Oral calcium supplementation and calcitriol therapy should be started immediately.  While there are many oral calcium salts available (carbonate, chloride, citrate, lactate, gluconate), calcium carbonate is recommended as it has the highest percentage of elemental calcium (40%), and will not cause gastric irritation.  The dosage of calcium carbonate is 25 – 50 mg/kg/day, divided over the day.  With vitamin D therapy, there are also a number of different formulations available (ergocalciferol, cholecalciferol, calcidiol, calcitriol).  Calcitriol is recommended as it is the most effective, has the most rapid onset of action, and shortest half-life.  The only downside of calcitriol over the other preparations is cost.  Initial loading dose of calcitriol is 20 – 30 ng/kg/day divided twice daily for 3 – 4 days, followed by a maintenance dose of 5 – 15 ng/kg/day.  Once ionized calcium levels are back in the low normal range, oral calcium supplementation can be discontinued, as dietary calcium is sufficient in maintaining patient needs.  The calcitriol should be continued for life; however, tapering of the medication should occur over the next few months (with ionized calcium rechecks) as to provide the lowest dosage needed.  Increases or decreases of 10 – 20% of the calcitriol are recommended to avoid wide fluctuations in serum calcium levels.

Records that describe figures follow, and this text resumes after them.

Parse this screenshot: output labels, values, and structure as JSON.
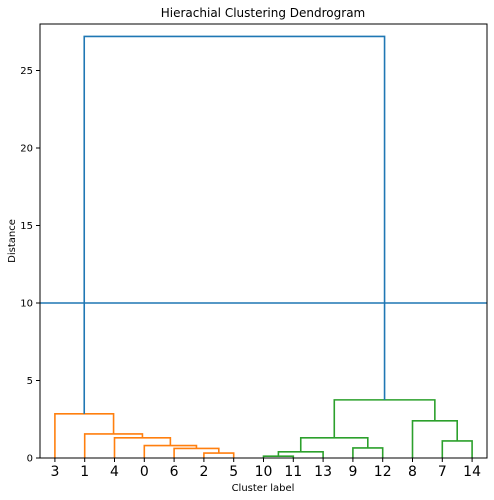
{
  "chart_data": {
    "type": "dendrogram",
    "title": "Hierachial Clustering Dendrogram",
    "xlabel": "Cluster label",
    "ylabel": "Distance",
    "ylim": [
      0,
      28
    ],
    "yticks": [
      0,
      5,
      10,
      15,
      20,
      25
    ],
    "leaf_order": [
      "3",
      "1",
      "4",
      "0",
      "6",
      "2",
      "5",
      "10",
      "11",
      "13",
      "9",
      "12",
      "8",
      "7",
      "14"
    ],
    "threshold_line": 10,
    "merges": [
      {
        "i": 7.5,
        "j": 8.5,
        "h": 0.12,
        "cluster": "green"
      },
      {
        "i": 13.5,
        "j": 14.5,
        "h": 1.1,
        "cluster": "green"
      },
      {
        "i": 5.5,
        "j": 6.5,
        "h": 0.32,
        "cluster": "orange"
      },
      {
        "i": 4.5,
        "j": 6.0,
        "h": 0.62,
        "cluster": "orange"
      },
      {
        "i": 8.0,
        "j": 9.5,
        "h": 0.4,
        "cluster": "green"
      },
      {
        "i": 3.5,
        "j": 5.25,
        "h": 0.8,
        "cluster": "orange"
      },
      {
        "i": 10.5,
        "j": 11.5,
        "h": 0.65,
        "cluster": "green"
      },
      {
        "i": 2.5,
        "j": 4.375,
        "h": 1.3,
        "cluster": "orange"
      },
      {
        "i": 8.75,
        "j": 11.0,
        "h": 1.3,
        "cluster": "green"
      },
      {
        "i": 1.5,
        "j": 3.4375,
        "h": 1.55,
        "cluster": "orange"
      },
      {
        "i": 12.5,
        "j": 14.0,
        "h": 2.4,
        "cluster": "green"
      },
      {
        "i": 0.5,
        "j": 2.46875,
        "h": 2.85,
        "cluster": "orange"
      },
      {
        "i": 9.875,
        "j": 13.25,
        "h": 3.75,
        "cluster": "green"
      },
      {
        "i": 1.484375,
        "j": 11.5625,
        "h": 27.2,
        "cluster": "root"
      }
    ],
    "colors": {
      "orange": "#ff7f0e",
      "green": "#2ca02c",
      "root": "#1f77b4",
      "threshold": "#1f77b4"
    },
    "grid": false
  }
}
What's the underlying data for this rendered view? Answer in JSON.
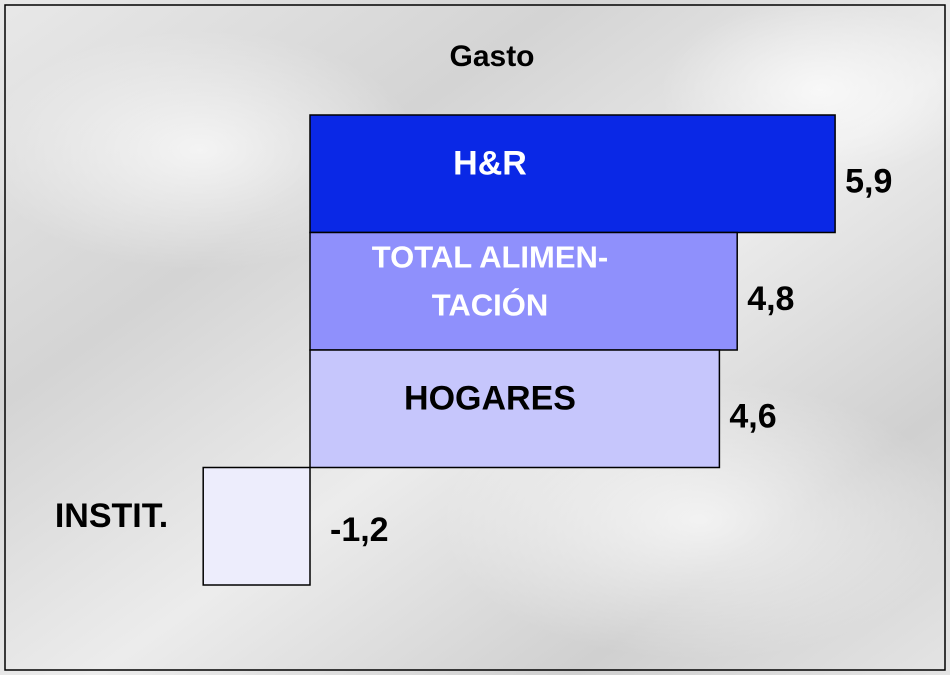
{
  "chart_data": {
    "type": "hbar",
    "title": "Gasto",
    "categories": [
      [
        "H&R"
      ],
      [
        "TOTAL ALIMEN-",
        "TACIÓN"
      ],
      [
        "HOGARES"
      ],
      [
        "INSTIT."
      ]
    ],
    "values": [
      5.9,
      4.8,
      4.6,
      -1.2
    ],
    "value_labels": [
      "5,9",
      "4,8",
      "4,6",
      "-1,2"
    ],
    "colors": [
      "#0a28e6",
      "#8f90fc",
      "#c6c6fc",
      "#ededfc"
    ]
  }
}
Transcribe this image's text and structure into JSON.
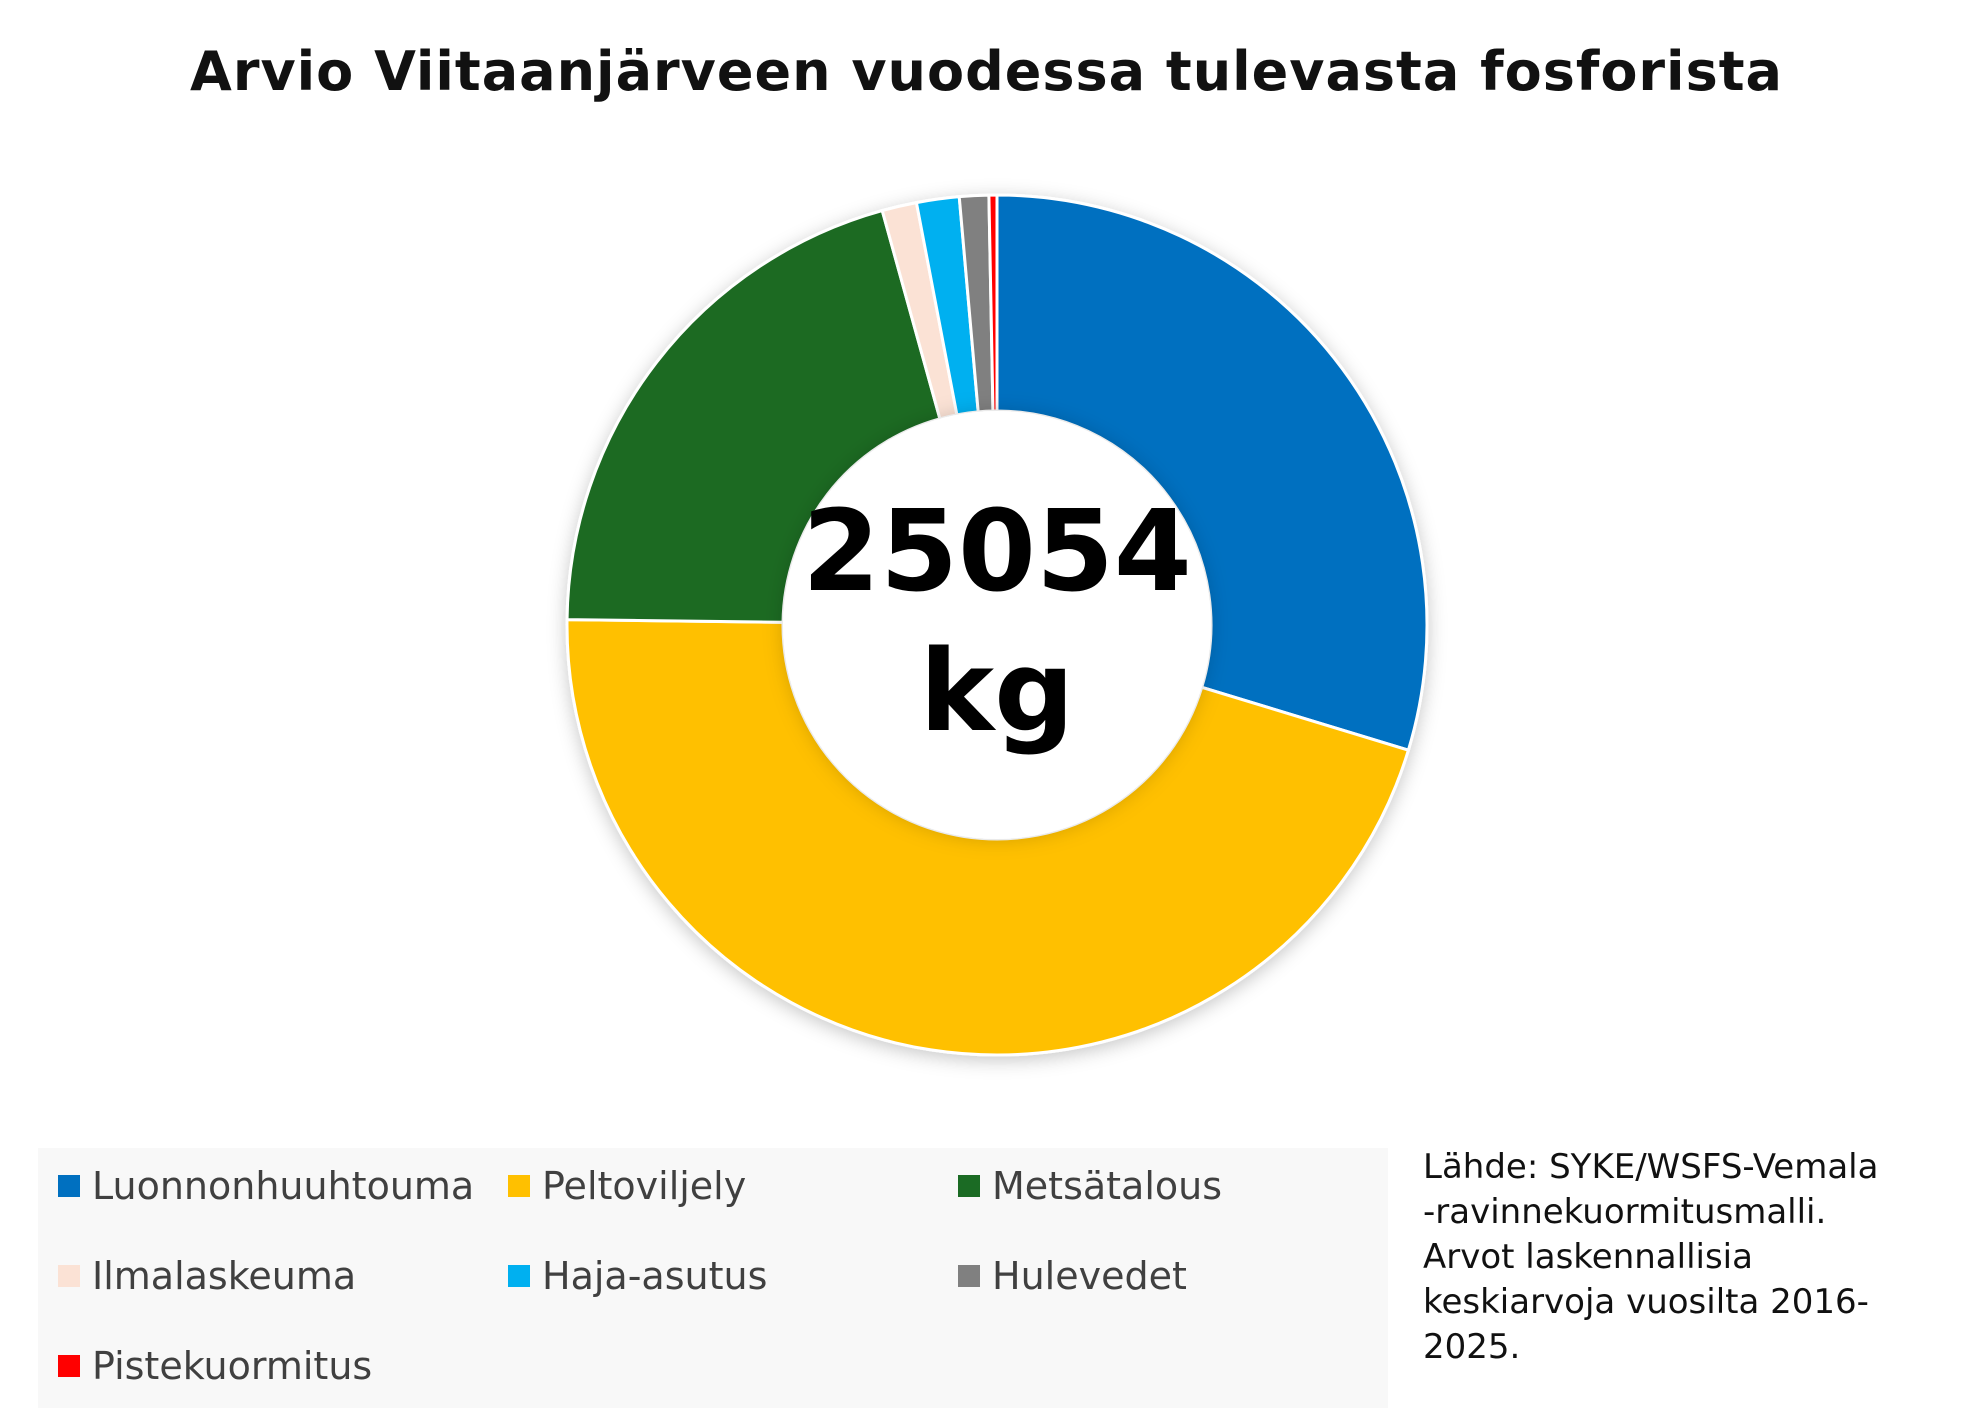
{
  "chart_data": {
    "type": "pie",
    "variant": "donut",
    "title": "Arvio Viitaanjärveen vuodessa tulevasta fosforista",
    "center_label": [
      "25054",
      "kg"
    ],
    "categories": [
      "Luonnonhuuhtouma",
      "Peltoviljely",
      "Metsätalous",
      "Ilmalaskeuma",
      "Haja-asutus",
      "Hulevedet",
      "Pistekuormitus"
    ],
    "values": [
      0.297,
      0.455,
      0.205,
      0.013,
      0.016,
      0.011,
      0.003
    ],
    "value_unit": "share of total",
    "colors": [
      "#0070C0",
      "#FFC000",
      "#1B6B24",
      "#FBE2D5",
      "#00B0F0",
      "#808080",
      "#FF0000"
    ],
    "legend": "bottom-left, 3 columns",
    "start": "12 o'clock, clockwise"
  },
  "source_note": {
    "lines": [
      "Lähde: SYKE/WSFS-Vemala",
      "-ravinnekuormitusmalli.",
      "Arvot laskennallisia",
      "keskiarvoja vuosilta 2016-",
      "2025."
    ]
  }
}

In terms of follow-up, daily ionized calcium levels are assessed until the patient is stabilized, followed by weekly measurements until the levels are in the low normal range, then quarterly for maintenance.  Long term side effects of therapy for hypoparathyroidism include hypercalciuria, nephrocalcinosis, urolithiasis, and chronic renal disease secondary to hypercalcemia and hyperphosphatemia.  This is due to the fact that while calcitriol is effective in terms of treatment, it does not function in the same capacity as parathyroid hormone.  In humans with hypoparathyroidism, synthetic PTH injections are available and provide better long term control.  However, it is not available in veterinary medicine and is cost prohibitive.   Long term prognosis for dogs and cats with hypoparathyroidism is unknown, due to the small number of cases.